On September 10, 1860, the travelers reached a fork in the road where one road headed to Cane Hill and the other toward Fayetteville (Washington County). The man and his son wanted to go toward Cane Hill while Davis preferred the other route toward his destination in Missouri.

When they camped for the night, Davis’s wife, who “was not very well,” slept in the wagon while the three men bedded down on pallets on the ground. During the night, Davis got up, “took a stick of wood about four feet long, and as large as his leg,” and “struck the old man one lick, which broke in his skull, killing him instantly. [He] then struck the boy two licks, killing him.” (One account says the “boy sprang at the first blow, and it took two from the strong and brutal arm of Davis to dispatch him.”) Davis threw the bloody stick in the fire, then woke his wife and told her what he had done.

Davis wrapped the dead men in their bed clothes and put them in the wagon, then “took the overland mail road” toward Fayetteville. After riding about four miles into Washington County, he took the corpses about eighty yards from the road and dumped them. The Davises continued into Missouri where “C. G. Gilbreath, esq., and others of Washington county” captured them in Taney, Missouri, on September 29 and brought them back to Arkansas.
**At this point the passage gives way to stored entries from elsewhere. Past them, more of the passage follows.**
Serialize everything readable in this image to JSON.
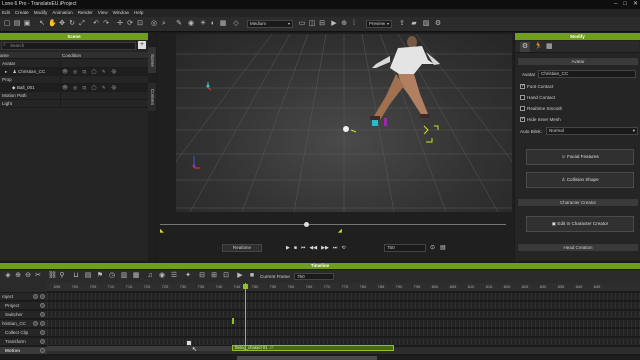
{
  "app": {
    "title": "Lone 6 Pro - TranslateEU.iProject",
    "window_controls": [
      "–",
      "□",
      "✕"
    ]
  },
  "menu": [
    "Edit",
    "Create",
    "Modify",
    "Animation",
    "Render",
    "View",
    "Window",
    "Help"
  ],
  "toolbar": {
    "quality_select": "Medium",
    "preview_select": "Preview"
  },
  "scene_panel": {
    "header": "Scene",
    "search_placeholder": "Search",
    "columns": [
      "ame",
      "Condition"
    ],
    "rows": [
      {
        "label": "Avatar"
      },
      {
        "label": "Christian_CC"
      },
      {
        "label": "Prop"
      },
      {
        "label": "Ball_001"
      },
      {
        "label": "Motion Path"
      },
      {
        "label": "Light"
      }
    ],
    "side_tabs": [
      "Scene",
      "Content"
    ]
  },
  "viewport": {
    "realtime_label": "Realtime",
    "frame_value": "750"
  },
  "modify_panel": {
    "header": "Modify",
    "section_avatar": "Avatar",
    "avatar_label": "Avatar",
    "avatar_value": "Christian_CC",
    "checkboxes": [
      {
        "label": "Foot Contact",
        "checked": true
      },
      {
        "label": "Hand Contact",
        "checked": false
      },
      {
        "label": "Realtime Smooth",
        "checked": false
      },
      {
        "label": "Hide Inner Mesh",
        "checked": true
      }
    ],
    "auto_blink_label": "Auto Blink:",
    "auto_blink_value": "Normal",
    "facial_features": "Facial Features",
    "collision_shape": "Collision Shape",
    "section_cc": "Character Creator",
    "edit_in_cc": "Edit in Character Creator",
    "section_head": "Head Creation"
  },
  "timeline": {
    "header": "Timeline",
    "current_frame_label": "Current Frame",
    "current_frame_value": "750",
    "ruler_ticks": [
      "695",
      "700",
      "705",
      "710",
      "715",
      "720",
      "725",
      "730",
      "735",
      "740",
      "745",
      "750",
      "755",
      "760",
      "765",
      "770",
      "775",
      "780",
      "785",
      "790",
      "795",
      "800",
      "805",
      "810",
      "815",
      "820",
      "825",
      "830",
      "835",
      "840",
      "845"
    ],
    "tracks": [
      "roject",
      "Project",
      "Switcher",
      "hristian_CC",
      "Collect Clip",
      "Transform",
      "Motion"
    ],
    "motion_clip_label": "Being_chased 01"
  },
  "colors": {
    "accent_green": "#8fc31f",
    "header_green": "#6f9e1f",
    "panel_bg": "#252525"
  }
}
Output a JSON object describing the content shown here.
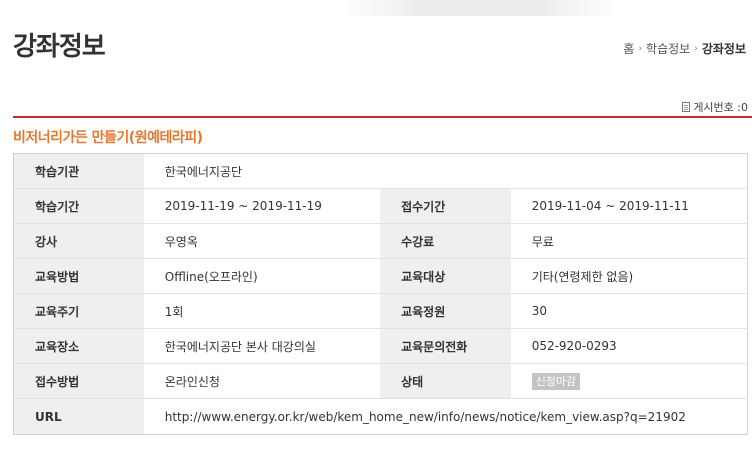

Davis confessed to the crime, saying that if the travelers had gone their separate ways he and his wife would have had to continue on foot, “and he made up his mind to get rid of them.” The Fayetteville Arkansian reported that “Davis says he took no money from the dead; that his sole object in killing them was to secure the wagon and team so to enable him to reach his father.” The newspaper added: “He is a savage of the first blood.” His wife was released from custody after Davis said she “knew nothing of the murder, until he informed her after the act.”

He was brought to Van Buren, where “considerable excitement was manifested and a disposition shown to string him up at once,” but people decided “to let the law take its course.”

A special term of the Crawford County Circuit Court was held on December 12, 1860, and the grand jury indicted him “for the murder of two persons unknown.” A trial was held on December 17, and the jury “readily returned a verdict of guilty of murder in the first degree.” He was sentenced to hang on January 18, 1861. No accounts of his execution appear to exist.

For additional information:
“Sentenced to Be Hung.” Fayetteville Arkansian, December 22, 1860, p. 2.

“The Murderer Arrested.” Van Buren Press, October 5, 1860, p. 2.

“The Murderer!” Arkansian, October 5, 1860, p. 2.